Si vous avez toujours rêvé de grandeur et de pouvoir, Tropico 4 est fait pour vous puisqu’il vous donne l’occasion d’exercer vos talents de dictateur sur une petit île perdue au milieu des Caraïbes, en pleine guerre froide. Développé par Haemimont Multimedia, ce rare représentant des jeux de gestion sur console revient pour la deuxième fois dans nos Xbox 360. Mais qu’apporte réellement cet opus par rapport au troisième ? Vaut-il l’investissement, en particulier pour les possesseurs du volet précédent ?

Rhum et cigares...




Autant se plonger dans l’ambiance tout de suite, Tropico 4 ne se prend pas au sérieux et tire de toute part, dressant un féroce portrait de toutes les factions et tendances politiques. Les amateurs d’humour décalé seront ravis, les autres peut-être un peu rebutés par ces caricatures très grossières, en particulier au niveau des voix que certains trouveront agaçantes au plus au point.
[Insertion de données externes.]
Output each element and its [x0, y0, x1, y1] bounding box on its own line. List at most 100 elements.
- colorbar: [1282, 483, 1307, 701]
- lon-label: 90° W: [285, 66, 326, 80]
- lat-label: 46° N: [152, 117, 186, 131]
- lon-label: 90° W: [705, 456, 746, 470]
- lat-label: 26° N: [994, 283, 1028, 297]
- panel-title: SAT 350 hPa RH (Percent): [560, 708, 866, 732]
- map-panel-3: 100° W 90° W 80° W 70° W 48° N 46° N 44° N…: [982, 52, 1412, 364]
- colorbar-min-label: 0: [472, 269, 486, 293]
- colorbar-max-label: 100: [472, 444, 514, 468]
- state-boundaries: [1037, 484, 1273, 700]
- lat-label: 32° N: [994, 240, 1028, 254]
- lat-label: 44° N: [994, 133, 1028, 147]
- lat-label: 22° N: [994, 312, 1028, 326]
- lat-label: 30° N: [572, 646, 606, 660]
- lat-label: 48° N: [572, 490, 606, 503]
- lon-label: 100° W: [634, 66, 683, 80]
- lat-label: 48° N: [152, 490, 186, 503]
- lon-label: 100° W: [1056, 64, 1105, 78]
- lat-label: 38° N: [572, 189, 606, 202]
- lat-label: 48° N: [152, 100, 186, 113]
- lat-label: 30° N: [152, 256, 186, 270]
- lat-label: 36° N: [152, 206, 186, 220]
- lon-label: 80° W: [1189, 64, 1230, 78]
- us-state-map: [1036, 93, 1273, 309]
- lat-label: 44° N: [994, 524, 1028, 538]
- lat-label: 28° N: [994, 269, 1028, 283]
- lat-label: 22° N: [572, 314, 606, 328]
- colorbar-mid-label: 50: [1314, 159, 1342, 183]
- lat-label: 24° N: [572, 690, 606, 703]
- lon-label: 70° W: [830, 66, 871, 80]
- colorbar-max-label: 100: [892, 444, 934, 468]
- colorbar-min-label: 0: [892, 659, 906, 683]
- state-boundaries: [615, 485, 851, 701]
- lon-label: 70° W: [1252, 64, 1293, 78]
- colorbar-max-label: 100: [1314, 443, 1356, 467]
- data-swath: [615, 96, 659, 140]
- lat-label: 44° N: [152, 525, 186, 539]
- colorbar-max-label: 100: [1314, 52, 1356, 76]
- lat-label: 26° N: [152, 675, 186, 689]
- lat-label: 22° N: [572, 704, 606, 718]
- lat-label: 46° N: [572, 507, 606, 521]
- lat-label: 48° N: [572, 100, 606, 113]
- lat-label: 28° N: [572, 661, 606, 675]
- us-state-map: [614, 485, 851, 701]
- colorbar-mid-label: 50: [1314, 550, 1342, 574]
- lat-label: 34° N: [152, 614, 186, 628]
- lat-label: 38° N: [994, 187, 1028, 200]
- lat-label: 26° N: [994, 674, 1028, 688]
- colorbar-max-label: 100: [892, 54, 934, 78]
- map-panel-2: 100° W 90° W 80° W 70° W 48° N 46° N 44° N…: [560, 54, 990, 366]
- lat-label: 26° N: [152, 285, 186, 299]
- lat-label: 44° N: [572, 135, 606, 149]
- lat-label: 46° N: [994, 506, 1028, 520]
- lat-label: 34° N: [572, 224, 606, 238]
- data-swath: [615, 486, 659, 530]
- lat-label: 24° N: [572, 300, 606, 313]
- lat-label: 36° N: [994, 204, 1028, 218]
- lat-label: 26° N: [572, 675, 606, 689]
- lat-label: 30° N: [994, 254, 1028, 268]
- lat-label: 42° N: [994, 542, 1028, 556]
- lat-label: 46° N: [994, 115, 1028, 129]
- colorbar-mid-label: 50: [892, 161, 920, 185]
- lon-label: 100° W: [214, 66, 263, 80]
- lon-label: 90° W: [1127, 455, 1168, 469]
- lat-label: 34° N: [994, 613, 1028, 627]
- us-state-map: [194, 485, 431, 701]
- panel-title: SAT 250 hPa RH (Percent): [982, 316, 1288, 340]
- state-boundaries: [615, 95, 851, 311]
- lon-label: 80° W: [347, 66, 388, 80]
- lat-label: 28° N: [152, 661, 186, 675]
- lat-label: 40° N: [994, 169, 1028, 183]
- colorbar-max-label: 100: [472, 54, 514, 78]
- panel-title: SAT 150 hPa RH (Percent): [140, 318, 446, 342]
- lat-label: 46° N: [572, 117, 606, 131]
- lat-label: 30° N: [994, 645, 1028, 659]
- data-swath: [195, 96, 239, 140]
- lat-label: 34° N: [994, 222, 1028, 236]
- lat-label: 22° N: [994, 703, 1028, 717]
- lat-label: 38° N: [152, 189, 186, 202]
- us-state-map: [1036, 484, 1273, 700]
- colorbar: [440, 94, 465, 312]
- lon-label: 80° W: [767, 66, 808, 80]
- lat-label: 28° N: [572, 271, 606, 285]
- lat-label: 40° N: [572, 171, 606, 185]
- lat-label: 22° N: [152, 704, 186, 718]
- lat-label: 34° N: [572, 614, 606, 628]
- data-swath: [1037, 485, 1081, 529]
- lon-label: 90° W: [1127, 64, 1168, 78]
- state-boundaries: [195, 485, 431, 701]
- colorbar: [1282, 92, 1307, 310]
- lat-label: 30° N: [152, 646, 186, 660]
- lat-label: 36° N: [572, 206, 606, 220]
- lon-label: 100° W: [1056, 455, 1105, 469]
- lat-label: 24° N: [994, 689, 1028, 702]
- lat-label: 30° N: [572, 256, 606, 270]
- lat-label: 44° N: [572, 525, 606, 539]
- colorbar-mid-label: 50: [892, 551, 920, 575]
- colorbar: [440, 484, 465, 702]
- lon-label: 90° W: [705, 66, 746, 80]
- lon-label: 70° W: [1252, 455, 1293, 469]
Mais il faut avouer que l’on se prend au jeu et que les portraits dressés nous font sourire : de l’écolo hippie au prêtre alcoolique, en passant par le communiste révolutionnaire et le nationaliste bagarreur... Tout le monde en prend pour son grade ! Du côté de la musique, elle colle parfaitement à l’ambiance avec des rythmes cubains, mais ce sont toujours plus ou moins les mêmes qui reviennent, provoquant à la longue un certain agacement : heureusement, il est possible de baisser, voire couper la musique en cas de crise de nerf imminente ! Les temps de chargement pour accéder aux missions sont vraiment longs, mais l’attente est occupée par la lecture de citations de dirigeants célèbres, de Napoléon à Trotsky, en passant par Che Guevara ou Pinochet, un petit bonus sympathique. Quant aux graphismes, ils sont jolis et très détaillés, on peut survoler l’île ou au contraire plonger au cœur des ruelles et suivre un des nombreux habitants. Le niveau de détail est très correct, même si de très près, on perd un peu en qualité. De plus, des gros ralentissements se font ressentir au fur et à mesure que l’île se remplit en personnes et bâtiments. Enfin, globalement, le constat est positif avec un grand souci du détail.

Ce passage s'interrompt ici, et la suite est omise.